Jujur saja panggilan gelar seperti itu amat sangat asing di telingaku, aku belum bisa beradaptasi dengan panggilan itu. Tapi aku tak punya pilihan selain menjalaninya saja, anggap saja jika saat ini aku tengah memerankan pemeran seorang putri kerajaan.

"Aku lapar!" kataku tentu saja tak sepenuhnya berbohong. Aku memang belumlah makan, mirisnya aku mati menyenaskan di tangan tunanganku dalam kondisi perut yang belum terisi makanan apapun, hanya jus jeruk yang sempat kuminum sebelum kejadian malang nan mengerikan itu menimpaku.

Pengawal itu lantas mengangguk dan berkata "Hamba akan membeli beberapa makanan untuk anda" katanya lantas bergegas pergi menuju sebuah kedai yang ada di pinggir jalan setapak.

Tak berselang berapa lama, pengawal yang kutaksi berumur nyaris 30an itu kembali dengan membawa berbagaimacam makanan, aku tak tahu bagaimana ia bisa dengan cepat mendapat semua makanan itu, padahal dari pengamatanku, semua kedai makanan yang ada di pinggir jalan nampak sangat ramai.

"Yang mulia, ini makanan yang hamba belikan, hamba harap anda menyukainya" katanya menyerahkan beberapa bungkus makan yang di bungkus dengan kertas dan dedaunan.

Dengan senang hati aku menerima semua makanan yang pengawal itu sodorkan, setelahnya akupun tak lupa mengucap terimakasih padanya. Sebelum aku menutup jendela dan menyisahkan sedikit cela, aku melihat pemuda itu nampak tertengun. Meski penasaran, aku tak ingin bertanya lebih lanjut. Sebab perutku lebih dulu bergemuru saat mencium aroma harum dari makanan - makan yang masih panas dan mengepulkan asap.

Kubuka salah satu bungkusan kertas yang menutup salah satu makanan yang di belikan pengawal untukku, saat ku buka, haroma harum dari roti kukus beserta manis menguar dan bercampur menjadi satu. Hal yang pertama kulihat saat bungkus kertas terbuka sepenuhnya adalah makanan berbentuk kelinci kecil berwarna putih. Kuperhatikan makanan berbentuk kelinci itu dengan seksama, akupun sadar jika itu adalah bakpao berbentuk kelinci.
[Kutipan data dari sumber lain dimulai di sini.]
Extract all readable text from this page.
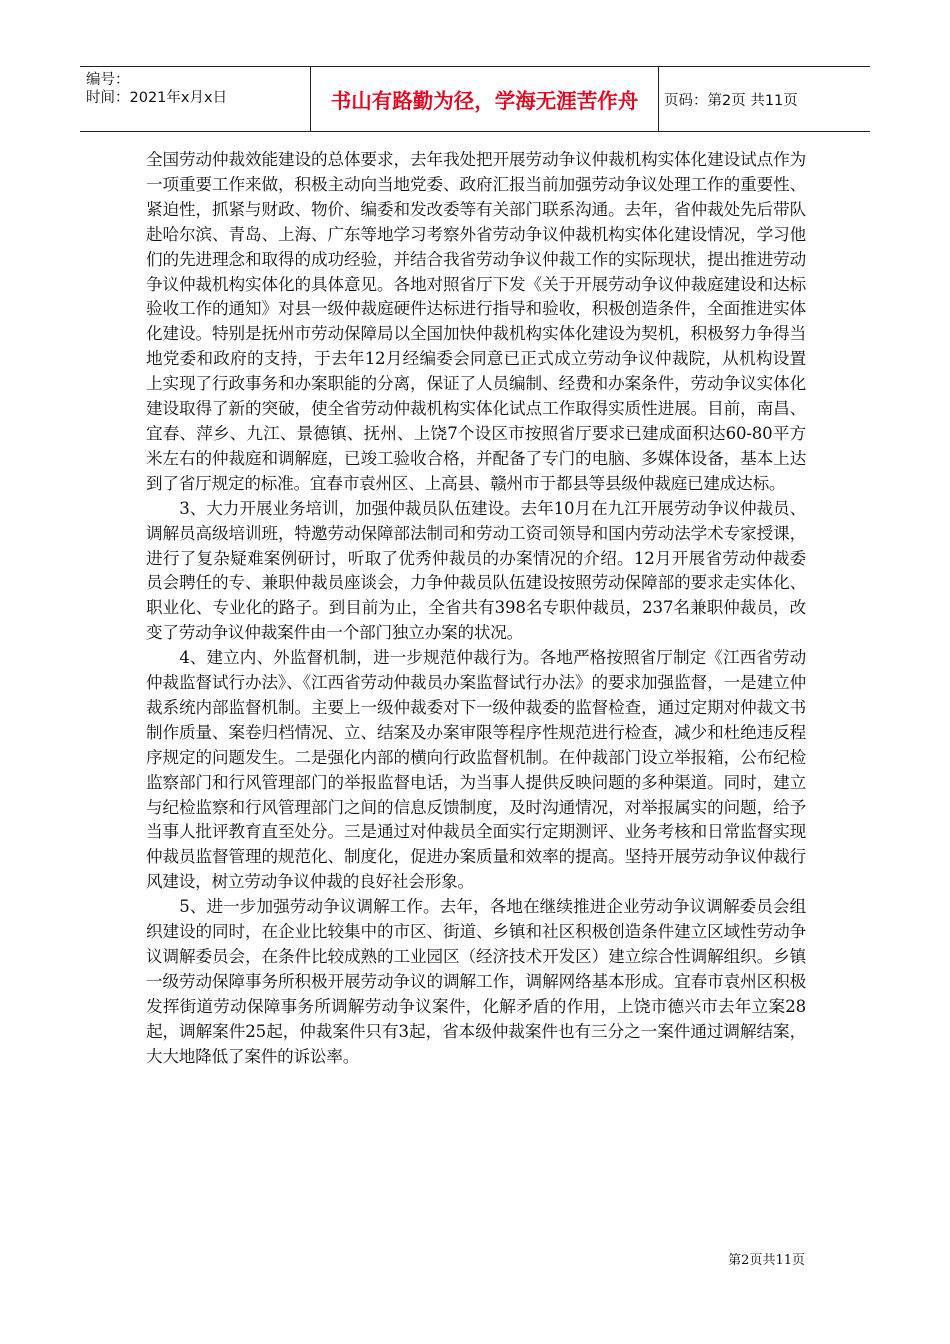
编号：
时间：2021年x月x日	书山有路勤为径，学海无涯苦作舟	页码：第2页 共11页

全国劳动仲裁效能建设的总体要求，去年我处把开展劳动争议仲裁机构实体化建设试点作为一项重要工作来做，积极主动向当地党委、政府汇报当前加强劳动争议处理工作的重要性、紧迫性，抓紧与财政、物价、编委和发改委等有关部门联系沟通。去年，省仲裁处先后带队赴哈尔滨、青岛、上海、广东等地学习考察外省劳动争议仲裁机构实体化建设情况，学习他们的先进理念和取得的成功经验，并结合我省劳动争议仲裁工作的实际现状，提出推进劳动争议仲裁机构实体化的具体意见。各地对照省厅下发《关于开展劳动争议仲裁庭建设和达标验收工作的通知》对县一级仲裁庭硬件达标进行指导和验收，积极创造条件，全面推进实体化建设。特别是抚州市劳动保障局以全国加快仲裁机构实体化建设为契机，积极努力争得当地党委和政府的支持，于去年12月经编委会同意已正式成立劳动争议仲裁院，从机构设置上实现了行政事务和办案职能的分离，保证了人员编制、经费和办案条件，劳动争议实体化建设取得了新的突破，使全省劳动仲裁机构实体化试点工作取得实质性进展。目前，南昌、宜春、萍乡、九江、景德镇、抚州、上饶7个设区市按照省厅要求已建成面积达60-80平方米左右的仲裁庭和调解庭，已竣工验收合格，并配备了专门的电脑、多媒体设备，基本上达到了省厅规定的标准。宜春市袁州区、上高县、赣州市于都县等县级仲裁庭已建成达标。

3、大力开展业务培训，加强仲裁员队伍建设。去年10月在九江开展劳动争议仲裁员、调解员高级培训班，特邀劳动保障部法制司和劳动工资司领导和国内劳动法学术专家授课，进行了复杂疑难案例研讨，听取了优秀仲裁员的办案情况的介绍。12月开展省劳动仲裁委员会聘任的专、兼职仲裁员座谈会，力争仲裁员队伍建设按照劳动保障部的要求走实体化、职业化、专业化的路子。到目前为止，全省共有398名专职仲裁员，237名兼职仲裁员，改变了劳动争议仲裁案件由一个部门独立办案的状况。

4、建立内、外监督机制，进一步规范仲裁行为。各地严格按照省厅制定《江西省劳动仲裁监督试行办法》、《江西省劳动仲裁员办案监督试行办法》的要求加强监督，一是建立仲裁系统内部监督机制。主要上一级仲裁委对下一级仲裁委的监督检查，通过定期对仲裁文书制作质量、案卷归档情况、立、结案及办案审限等程序性规范进行检查，减少和杜绝违反程序规定的问题发生。二是强化内部的横向行政监督机制。在仲裁部门设立举报箱，公布纪检监察部门和行风管理部门的举报监督电话，为当事人提供反映问题的多种渠道。同时，建立与纪检监察和行风管理部门之间的信息反馈制度，及时沟通情况，对举报属实的问题，给予当事人批评教育直至处分。三是通过对仲裁员全面实行定期测评、业务考核和日常监督实现仲裁员监督管理的规范化、制度化，促进办案质量和效率的提高。坚持开展劳动争议仲裁行风建设，树立劳动争议仲裁的良好社会形象。

5、进一步加强劳动争议调解工作。去年，各地在继续推进企业劳动争议调解委员会组织建设的同时，在企业比较集中的市区、街道、乡镇和社区积极创造条件建立区域性劳动争议调解委员会，在条件比较成熟的工业园区（经济技术开发区）建立综合性调解组织。乡镇一级劳动保障事务所积极开展劳动争议的调解工作，调解网络基本形成。宜春市袁州区积极发挥街道劳动保障事务所调解劳动争议案件，化解矛盾的作用，上饶市德兴市去年立案28起，调解案件25起，仲裁案件只有3起，省本级仲裁案件也有三分之一案件通过调解结案，大大地降低了案件的诉讼率。

第2页共11页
"Huwaa.. mengapa makanan ini nampak begitu menggemaskan? Aku tidak tega memakannya" keluh Na Na

"Tapi aku sangat lapar. Kelinci yang menggemaskan, maafkan aku yang memakanmu" tambah Na Na mulai memotong bakpao berbentuk kelinci itu dan mulai memakannya.

Hal pertama yang ia rasakan adalah roti kukus yang bercampur dengan isian kacang hijau dan gula merah yang bercampur menjadi satu. Manis dan empuk sungguh perpaduan yang sangat nikmat, hingga satu penilaianku akan Bakpao yang ku makan, selain bentuknya yang menggemaskan, rasanya juga sangat enak.

"Sekarang kita makan yang mana lagi?" tanyaku pada diri sendiri setelah menghabiskan dua bakpao berbentuk kelinci putih.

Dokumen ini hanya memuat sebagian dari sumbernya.